The simple answer is, maybe. At present, the coincidence of both breast cancer and thyroid disorders is still a subject of extensive debate.
Some researchers suggest that there is definite evidence that thyroid abnormalities may influence the progression of breast cancer. But other researchers strongly disagree, and have found contradictory evidence.
What is clear is that more research is needed into the connections between thyroid disease and breast cancer. this becomes even more important, given the recent findings that indicate that thyroid disease is far more prevalent that originally thought, and there are an estimated 13 million Americans unaware of and undiagnosed for their current thyroid conditions.
To aid in your exploration of this issue, here are some summaries and links to key research looking at the relationships between thyroid disease and breast cancer.
Women With Thyroid Cancer at Increased Risk for Breast Cancer
A new study finds that treatment for thyroid cancer in younger women increases their risk for breast cancer five to twenty years later.
"Thyroid hormone action"
The Cancer Journal - Volume 6, Number 5 (September-October 1993)
This research suggests that thyroid hormone has a direct and crucial role in the development of breast cancer. "Thyroid hormone is a very powerful co-factor of experimental carcinogenesis. The role of thyroid hormone in human cancers
has yet to be clearly elucidated."
"The thyroid and breast cancer: a significant association?"
Ann Med 1997 Jun;29(3):189-91
These researchers found that there's no clear evidence of a causal relationship - in that one disease causes the other - but there does appear to be an association between breast cancer and hypothyroidism, in particular. There's also some evidence that dietary iodine may affect breast cancer risk, and there's an increased likelihood of having breast cancer if one has an enlarged thyroid, known as a goiter.

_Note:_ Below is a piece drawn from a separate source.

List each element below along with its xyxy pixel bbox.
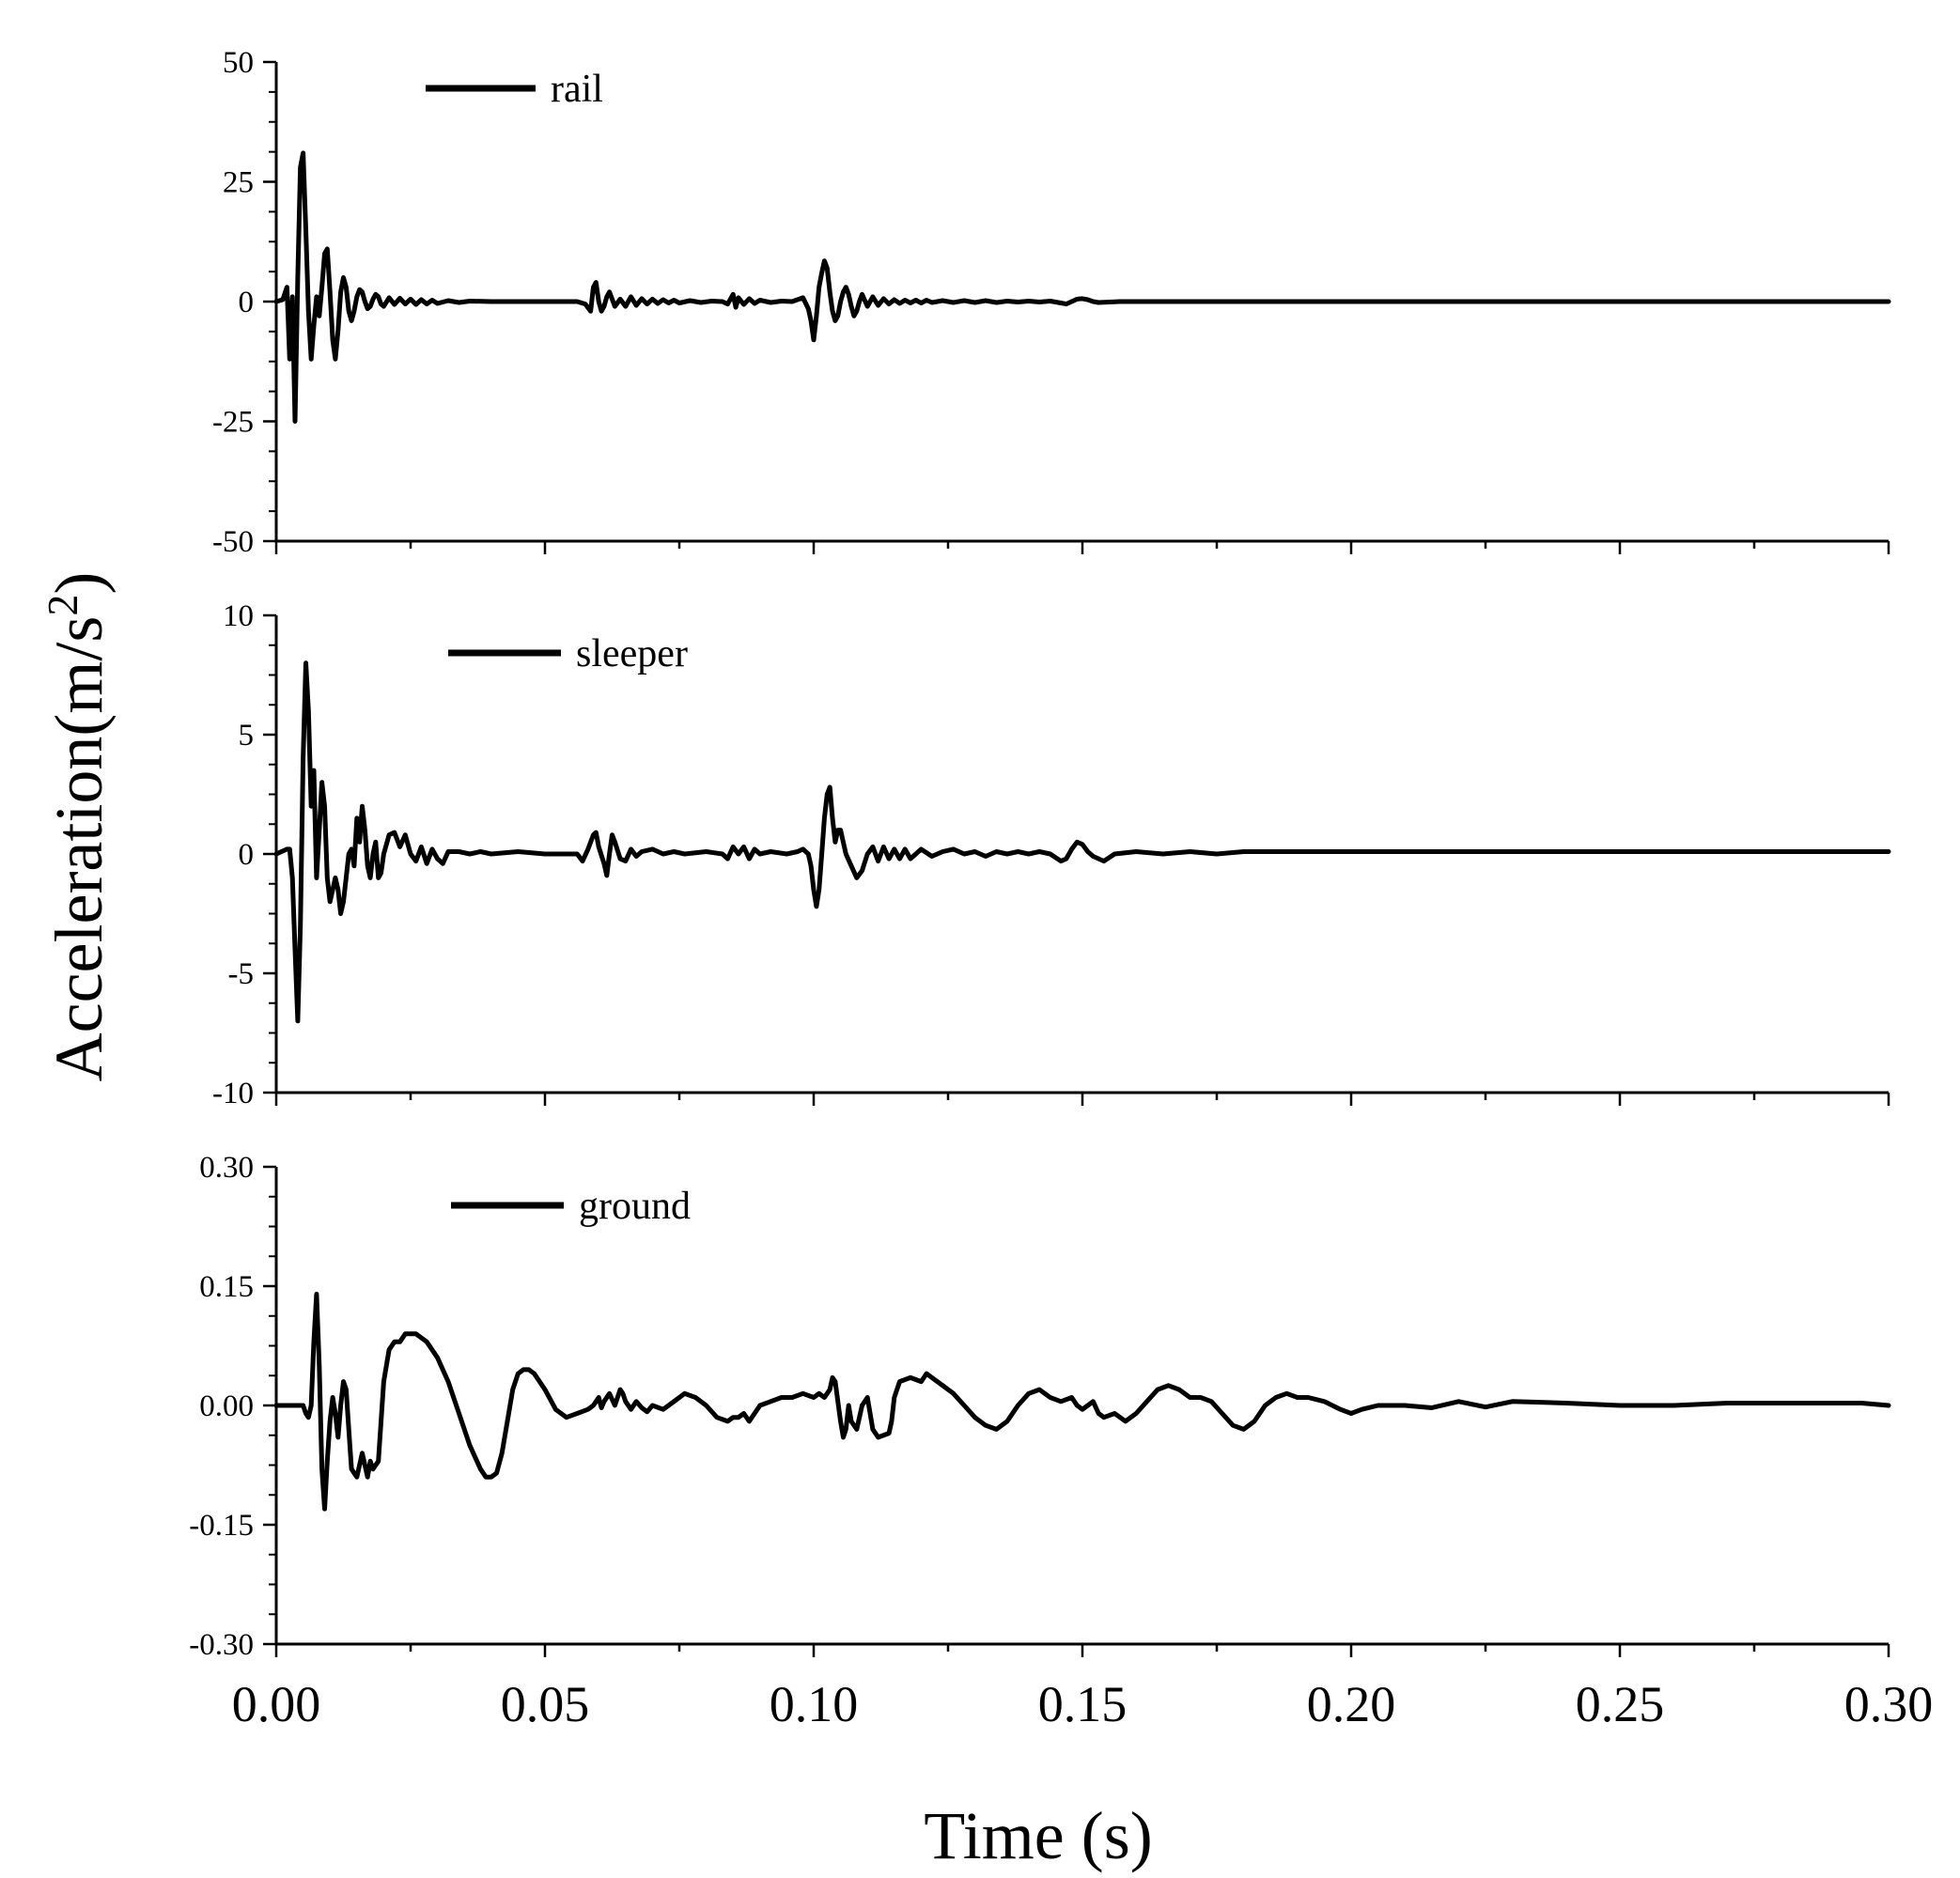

"Thyroid disorders and breast cancer"
Eur J Cancer Prev 1996 Dec;5(6):504-6
The prevalence of hyperthyroidism and hypothyroidism in patients with breast cancer versus those without breast cancer is very similar. Non-toxic goiter (an enlarged thyroid) was more than twice as common in the breast cancer patients; 45.5% of breast cancer patients had thyroid enlargement compared with only 10.5% of controls. And, antithyroid peroxidase autoantibodies were twice as common in breast cancer patients than in controls.

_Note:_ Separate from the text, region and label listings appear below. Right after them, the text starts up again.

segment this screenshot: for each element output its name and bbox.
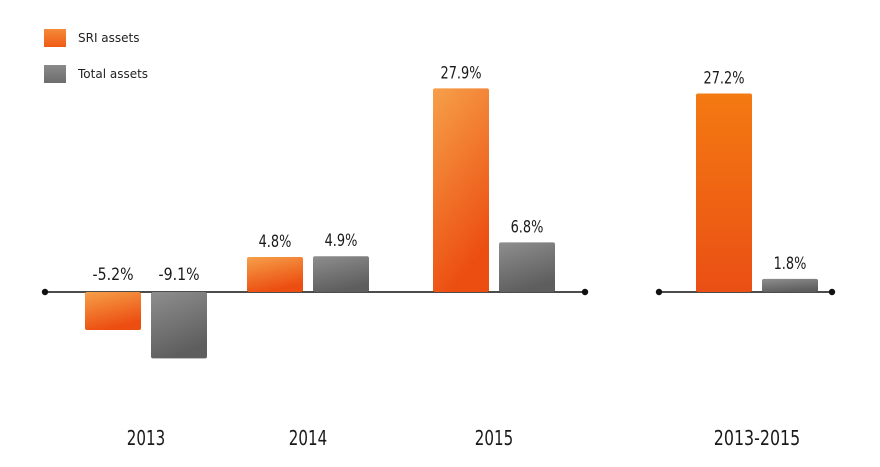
category-label-2013-2015: 2013-2015	[714, 426, 800, 450]
bar-sri-2015	[433, 88, 489, 292]
data-label-total-2015: 6.8%	[511, 217, 544, 237]
bar-total-2013	[151, 292, 207, 359]
bar-sri-2013-2015	[696, 93, 752, 292]
bar-sri-2013	[85, 292, 141, 330]
legend-item-sri: SRI assets	[44, 28, 148, 48]
bar-total-2013-2015	[762, 278, 818, 292]
axis-endpoint-0-start	[41, 288, 49, 296]
axis-endpoint-1-end	[828, 288, 836, 296]
data-label-sri-2015: 27.9%	[441, 63, 482, 83]
legend-label-total: Total assets	[78, 67, 149, 81]
category-label-2013: 2013	[127, 426, 165, 450]
category-label-2014: 2014	[289, 426, 327, 450]
legend-swatch-total	[44, 65, 66, 83]
axis-endpoint-0-end	[581, 288, 589, 296]
data-label-total-2013-2015: 1.8%	[774, 254, 807, 274]
legend-label-sri: SRI assets	[78, 31, 140, 45]
bar-total-2014	[313, 256, 369, 292]
legend-item-total: Total assets	[44, 64, 148, 84]
axis-endpoint-1-start	[655, 288, 663, 296]
data-label-sri-2014: 4.8%	[259, 232, 292, 252]
data-label-sri-2013-2015: 27.2%	[704, 68, 745, 88]
legend-swatch-sri	[44, 29, 66, 47]
data-label-total-2013: -9.1%	[159, 265, 200, 285]
data-label-sri-2013: -5.2%	[93, 265, 134, 285]
bar-total-2015	[499, 242, 555, 292]
category-label-2015: 2015	[475, 426, 513, 450]
legend: SRI assets Total assets	[44, 28, 148, 100]
bar-sri-2014	[247, 256, 303, 292]
data-label-total-2014: 4.9%	[325, 231, 358, 251]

Breast cancer in hypothyroid women using thyroid supplements.
JAMA 1984 Feb 3;251(5):616-9
This study found that use of thyroid supplements does not increase the risk of developing breast cancer.

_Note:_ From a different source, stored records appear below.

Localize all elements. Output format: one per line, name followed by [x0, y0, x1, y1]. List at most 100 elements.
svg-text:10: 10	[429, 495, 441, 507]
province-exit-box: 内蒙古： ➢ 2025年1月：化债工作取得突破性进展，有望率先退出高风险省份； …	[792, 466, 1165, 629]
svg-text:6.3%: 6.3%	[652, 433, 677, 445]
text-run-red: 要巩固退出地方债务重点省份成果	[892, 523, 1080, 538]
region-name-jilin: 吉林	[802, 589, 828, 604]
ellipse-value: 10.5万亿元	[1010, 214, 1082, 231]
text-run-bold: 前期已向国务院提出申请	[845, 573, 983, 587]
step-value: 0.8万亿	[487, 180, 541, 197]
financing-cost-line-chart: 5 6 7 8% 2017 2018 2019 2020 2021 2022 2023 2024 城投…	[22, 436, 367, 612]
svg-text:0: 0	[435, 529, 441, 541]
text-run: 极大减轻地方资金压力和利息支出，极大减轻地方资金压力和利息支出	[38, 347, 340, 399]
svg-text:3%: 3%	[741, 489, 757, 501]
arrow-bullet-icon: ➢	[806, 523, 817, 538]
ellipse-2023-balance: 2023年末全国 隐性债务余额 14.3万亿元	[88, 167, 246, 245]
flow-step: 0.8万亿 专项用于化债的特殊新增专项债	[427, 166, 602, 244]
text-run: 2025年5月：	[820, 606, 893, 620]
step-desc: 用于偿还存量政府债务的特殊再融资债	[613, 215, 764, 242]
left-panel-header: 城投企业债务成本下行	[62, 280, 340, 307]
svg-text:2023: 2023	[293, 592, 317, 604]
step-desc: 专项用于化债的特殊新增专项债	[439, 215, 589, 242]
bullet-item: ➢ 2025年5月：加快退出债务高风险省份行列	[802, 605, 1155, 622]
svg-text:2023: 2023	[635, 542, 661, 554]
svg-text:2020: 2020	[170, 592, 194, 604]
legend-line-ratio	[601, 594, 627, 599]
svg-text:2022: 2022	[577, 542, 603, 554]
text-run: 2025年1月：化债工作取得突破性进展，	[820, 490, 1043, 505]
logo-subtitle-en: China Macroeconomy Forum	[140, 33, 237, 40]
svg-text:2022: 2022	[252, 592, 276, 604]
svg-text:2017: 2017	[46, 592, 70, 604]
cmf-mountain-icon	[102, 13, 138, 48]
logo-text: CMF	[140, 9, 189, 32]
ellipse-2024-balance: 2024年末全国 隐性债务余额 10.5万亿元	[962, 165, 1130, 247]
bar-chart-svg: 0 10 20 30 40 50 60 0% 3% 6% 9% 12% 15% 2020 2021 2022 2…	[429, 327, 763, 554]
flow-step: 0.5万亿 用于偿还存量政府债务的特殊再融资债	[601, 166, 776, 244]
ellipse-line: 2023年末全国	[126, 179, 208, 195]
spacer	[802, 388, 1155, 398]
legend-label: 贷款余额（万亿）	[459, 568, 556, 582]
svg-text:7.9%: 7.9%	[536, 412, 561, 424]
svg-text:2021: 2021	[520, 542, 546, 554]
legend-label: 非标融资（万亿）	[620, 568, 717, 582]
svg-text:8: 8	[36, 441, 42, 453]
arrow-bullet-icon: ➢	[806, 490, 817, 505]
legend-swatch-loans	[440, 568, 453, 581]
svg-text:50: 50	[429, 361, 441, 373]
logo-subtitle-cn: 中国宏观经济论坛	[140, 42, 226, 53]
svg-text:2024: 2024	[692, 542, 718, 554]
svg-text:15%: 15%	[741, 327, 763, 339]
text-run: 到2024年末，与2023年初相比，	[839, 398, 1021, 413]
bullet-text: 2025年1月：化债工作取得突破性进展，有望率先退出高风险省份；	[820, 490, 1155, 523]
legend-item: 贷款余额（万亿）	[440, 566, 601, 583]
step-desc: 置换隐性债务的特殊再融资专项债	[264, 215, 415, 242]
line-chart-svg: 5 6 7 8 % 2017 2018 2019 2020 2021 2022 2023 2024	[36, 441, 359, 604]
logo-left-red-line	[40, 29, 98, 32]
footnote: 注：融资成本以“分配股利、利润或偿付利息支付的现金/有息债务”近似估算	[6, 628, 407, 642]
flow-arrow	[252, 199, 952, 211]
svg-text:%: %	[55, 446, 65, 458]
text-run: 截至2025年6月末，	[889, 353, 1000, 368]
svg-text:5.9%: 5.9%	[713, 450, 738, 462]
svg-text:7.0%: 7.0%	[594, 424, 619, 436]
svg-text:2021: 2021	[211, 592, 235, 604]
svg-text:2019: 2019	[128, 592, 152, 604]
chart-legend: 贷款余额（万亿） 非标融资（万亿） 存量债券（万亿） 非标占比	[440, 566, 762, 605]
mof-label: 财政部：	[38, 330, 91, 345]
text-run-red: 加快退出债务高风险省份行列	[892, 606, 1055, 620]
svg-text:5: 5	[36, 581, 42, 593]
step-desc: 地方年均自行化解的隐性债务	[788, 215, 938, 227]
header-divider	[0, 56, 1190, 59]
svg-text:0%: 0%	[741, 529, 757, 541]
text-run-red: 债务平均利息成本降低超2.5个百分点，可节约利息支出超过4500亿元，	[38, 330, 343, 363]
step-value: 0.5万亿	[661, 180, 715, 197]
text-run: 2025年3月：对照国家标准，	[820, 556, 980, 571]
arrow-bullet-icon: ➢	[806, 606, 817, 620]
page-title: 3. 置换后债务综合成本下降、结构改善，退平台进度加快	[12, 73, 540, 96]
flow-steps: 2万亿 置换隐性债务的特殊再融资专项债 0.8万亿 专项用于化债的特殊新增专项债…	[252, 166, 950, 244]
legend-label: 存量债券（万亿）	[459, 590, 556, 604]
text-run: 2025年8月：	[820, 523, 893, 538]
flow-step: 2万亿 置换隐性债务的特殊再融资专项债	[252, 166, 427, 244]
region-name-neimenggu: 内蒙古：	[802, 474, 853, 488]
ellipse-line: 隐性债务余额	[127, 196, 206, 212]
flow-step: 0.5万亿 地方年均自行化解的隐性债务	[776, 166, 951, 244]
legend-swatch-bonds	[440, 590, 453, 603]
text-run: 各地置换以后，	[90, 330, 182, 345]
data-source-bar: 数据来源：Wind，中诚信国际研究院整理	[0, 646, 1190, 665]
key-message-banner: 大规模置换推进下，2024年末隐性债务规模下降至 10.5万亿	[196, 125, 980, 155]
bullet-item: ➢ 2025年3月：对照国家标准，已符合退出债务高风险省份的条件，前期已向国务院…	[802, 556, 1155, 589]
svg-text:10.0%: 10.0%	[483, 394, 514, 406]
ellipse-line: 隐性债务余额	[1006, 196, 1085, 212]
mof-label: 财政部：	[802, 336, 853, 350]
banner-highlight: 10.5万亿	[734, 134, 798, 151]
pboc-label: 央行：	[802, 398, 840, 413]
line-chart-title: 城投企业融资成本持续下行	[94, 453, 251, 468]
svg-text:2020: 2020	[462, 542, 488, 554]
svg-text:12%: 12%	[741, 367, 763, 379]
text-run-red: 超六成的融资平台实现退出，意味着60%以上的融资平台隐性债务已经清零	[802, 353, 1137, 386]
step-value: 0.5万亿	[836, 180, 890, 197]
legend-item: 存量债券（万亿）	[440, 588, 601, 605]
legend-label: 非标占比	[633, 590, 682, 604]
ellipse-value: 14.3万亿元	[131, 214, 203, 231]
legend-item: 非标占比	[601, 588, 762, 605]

"Benign thyroid diseases and the risk of death from breast cancer."
This study found that patients with Hashimoto's thyroiditis had the lowest percent of deaths due to breast cancer, while those with nontoxic nodular goiter had the highest.
"Relationship between breast cancer and thyroid disease: relevance of
autoimmune thyroid disorders in breast malignancy."
J Clin Endocrinol Metab, 1996 Mar;81(3):990-4
This research found that the overall prevalence of thyroid disease was 46% in the breast cancer patients studied, versus 14% in the controls studied. The prevalence of nontoxic goiter was 27.4% in breast cancer patients, versus 11% in controls. Hashimoto's thyroiditis was found in 13.7% of breast cancer patients, and in 2% of the controls. The prevalence of thyroperoxidase (TPO) antibody was higher in breast cancer patients than in controls (23.5% vs. 8%). Overall, the study found that the prevalence of thyroid disorders is increased in patients with breast cancer, and thyroid
autoimmune disorders, especially Hashimoto's thyroiditis, account to a large extent for the increased prevalence of thyroid disease in patients with breast cancer.
"Thyroid function after postoperative radiation therapy in patients with
breast cancer. "
Acta Radiol Oncol 1986 May-Jun;25(3):167-70
Post-operative radiation therapy for breast cancer can damage the thyroid, so shielding of the thyroid is recommended during irradiation, as well as long-term follow-up of thyroid function with repeated thyroid testing.